It was recently announced that, in the near future, the world will be getting more “Future Man.” With a second season of the whacky time traveling series now on the horizon, we decided to revisit the Hulu comedy, and in doing so, make the show’s card carrying bro our very own wingman.

Kevin Caliber, a United States Marine Corps veteran who is also a fitness model and stuntman, stars in the series as Blaze, the 80s BFF of Derek Wilson’s Wolf. (Check out our interview with Wilson here.)

We recently sat down with Caliber to discuss his unexpected journey with the character, menacing neon outfits, and why fans would be lining up for an 80s style Wolf and Blaze sitcom.

 

TrunkSpace: “Future Man” is an extremely unique show that strikes a unique tone. Was it also unique for you in terms of the experience?
Caliber: Yeah. It’s one of those projects that as you read the script, you had no idea where it was going. Not to say that with every show you could tell that, but a lot of the times, whenever you read scripts, you kind of have an idea of where it’s going.
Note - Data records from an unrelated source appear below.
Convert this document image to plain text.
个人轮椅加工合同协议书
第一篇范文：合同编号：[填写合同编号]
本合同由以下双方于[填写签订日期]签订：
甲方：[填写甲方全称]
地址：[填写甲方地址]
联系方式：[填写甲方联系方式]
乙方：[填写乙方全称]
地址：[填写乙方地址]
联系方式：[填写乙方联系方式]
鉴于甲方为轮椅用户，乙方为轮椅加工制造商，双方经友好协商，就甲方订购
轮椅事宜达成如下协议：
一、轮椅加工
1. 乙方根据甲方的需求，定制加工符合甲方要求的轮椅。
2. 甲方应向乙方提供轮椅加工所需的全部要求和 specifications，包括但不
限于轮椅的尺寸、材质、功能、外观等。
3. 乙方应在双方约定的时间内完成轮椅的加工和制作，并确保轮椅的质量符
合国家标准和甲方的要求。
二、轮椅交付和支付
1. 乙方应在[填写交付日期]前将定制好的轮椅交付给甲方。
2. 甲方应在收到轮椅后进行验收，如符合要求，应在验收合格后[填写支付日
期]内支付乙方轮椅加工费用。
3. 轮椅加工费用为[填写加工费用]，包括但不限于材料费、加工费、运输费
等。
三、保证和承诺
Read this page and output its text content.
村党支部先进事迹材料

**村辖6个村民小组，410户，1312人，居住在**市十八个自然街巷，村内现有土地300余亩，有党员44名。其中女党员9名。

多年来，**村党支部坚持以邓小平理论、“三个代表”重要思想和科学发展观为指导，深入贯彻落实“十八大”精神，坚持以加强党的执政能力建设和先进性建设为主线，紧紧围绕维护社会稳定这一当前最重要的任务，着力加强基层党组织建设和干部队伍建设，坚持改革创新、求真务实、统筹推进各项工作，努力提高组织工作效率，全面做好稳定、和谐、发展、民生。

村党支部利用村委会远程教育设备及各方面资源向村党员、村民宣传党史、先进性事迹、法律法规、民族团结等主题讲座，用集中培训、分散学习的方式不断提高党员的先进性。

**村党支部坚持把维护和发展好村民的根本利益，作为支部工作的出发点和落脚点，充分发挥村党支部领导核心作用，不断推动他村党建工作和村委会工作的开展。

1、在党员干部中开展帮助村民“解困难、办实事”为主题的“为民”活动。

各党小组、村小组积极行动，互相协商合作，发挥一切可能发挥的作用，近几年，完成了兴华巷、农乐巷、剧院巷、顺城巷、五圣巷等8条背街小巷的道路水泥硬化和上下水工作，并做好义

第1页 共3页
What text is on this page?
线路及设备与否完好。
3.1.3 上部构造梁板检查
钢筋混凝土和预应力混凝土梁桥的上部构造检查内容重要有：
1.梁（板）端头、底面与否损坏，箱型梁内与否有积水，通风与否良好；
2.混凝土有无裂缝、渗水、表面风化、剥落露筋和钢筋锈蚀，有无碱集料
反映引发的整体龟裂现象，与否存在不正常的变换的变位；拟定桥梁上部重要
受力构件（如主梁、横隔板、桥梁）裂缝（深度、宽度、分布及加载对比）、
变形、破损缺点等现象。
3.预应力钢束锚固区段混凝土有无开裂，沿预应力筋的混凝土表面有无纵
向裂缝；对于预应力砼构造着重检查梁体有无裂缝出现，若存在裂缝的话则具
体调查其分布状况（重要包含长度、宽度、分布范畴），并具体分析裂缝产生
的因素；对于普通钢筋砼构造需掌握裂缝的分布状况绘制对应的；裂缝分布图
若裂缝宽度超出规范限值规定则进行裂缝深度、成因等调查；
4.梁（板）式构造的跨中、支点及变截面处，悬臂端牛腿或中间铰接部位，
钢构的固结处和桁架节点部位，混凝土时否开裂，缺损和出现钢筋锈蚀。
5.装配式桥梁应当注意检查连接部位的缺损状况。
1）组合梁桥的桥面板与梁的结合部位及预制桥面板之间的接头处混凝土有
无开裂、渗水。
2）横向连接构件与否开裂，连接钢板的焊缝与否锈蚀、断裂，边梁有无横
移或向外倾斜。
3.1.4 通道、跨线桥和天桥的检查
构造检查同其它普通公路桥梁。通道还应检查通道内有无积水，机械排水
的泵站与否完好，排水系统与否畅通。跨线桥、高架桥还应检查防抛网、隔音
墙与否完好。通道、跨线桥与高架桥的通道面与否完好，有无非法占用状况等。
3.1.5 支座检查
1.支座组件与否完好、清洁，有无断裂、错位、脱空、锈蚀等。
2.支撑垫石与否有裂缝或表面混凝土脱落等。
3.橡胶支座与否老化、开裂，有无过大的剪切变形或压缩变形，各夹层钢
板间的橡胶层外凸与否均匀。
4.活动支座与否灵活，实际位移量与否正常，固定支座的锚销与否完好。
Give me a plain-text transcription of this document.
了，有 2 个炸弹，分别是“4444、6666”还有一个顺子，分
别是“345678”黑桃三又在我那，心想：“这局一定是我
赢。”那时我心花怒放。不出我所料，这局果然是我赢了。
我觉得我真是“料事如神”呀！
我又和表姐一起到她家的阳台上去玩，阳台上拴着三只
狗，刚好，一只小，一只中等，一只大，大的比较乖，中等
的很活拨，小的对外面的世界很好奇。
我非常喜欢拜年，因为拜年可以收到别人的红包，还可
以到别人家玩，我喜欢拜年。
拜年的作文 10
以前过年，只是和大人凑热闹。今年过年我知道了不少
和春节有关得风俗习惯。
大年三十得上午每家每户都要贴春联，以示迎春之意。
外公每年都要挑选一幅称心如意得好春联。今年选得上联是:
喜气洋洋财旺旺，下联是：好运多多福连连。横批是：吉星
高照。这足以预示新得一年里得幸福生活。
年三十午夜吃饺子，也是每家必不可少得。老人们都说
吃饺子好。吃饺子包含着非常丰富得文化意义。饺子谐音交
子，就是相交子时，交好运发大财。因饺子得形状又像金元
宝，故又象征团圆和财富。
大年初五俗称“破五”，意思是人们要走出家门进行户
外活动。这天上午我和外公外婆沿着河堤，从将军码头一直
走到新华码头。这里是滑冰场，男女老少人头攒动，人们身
You have an idea of the character developments. “Future Man” was one of those that, as you read it and as it goes along, they take it to places that you didn’t expect because they’re going to the far reaches of their imagination to get there.

TrunkSpace: And comedy must be so hard to read on the page, too, because unless you’re in the room with the creative team, it’s difficult to fully absorb tone, right?
Caliber: Absolutely. It was not until the first day on set because for me, I did episode 9 without doing a table read. They brought me right onto the set and I had no idea exactly what they were going for. In the script it says something like, “Oh, a couple of menacing guys come up,” and then we see the outfits that we’re wearing. It’s hard to be intimidating wearing shorty short hot pink shorts. (Laughter)

TrunkSpace: Well, menacing in the 80s, right? (Laughter)
Caliber: (Laughter) Right. 80s tough guys.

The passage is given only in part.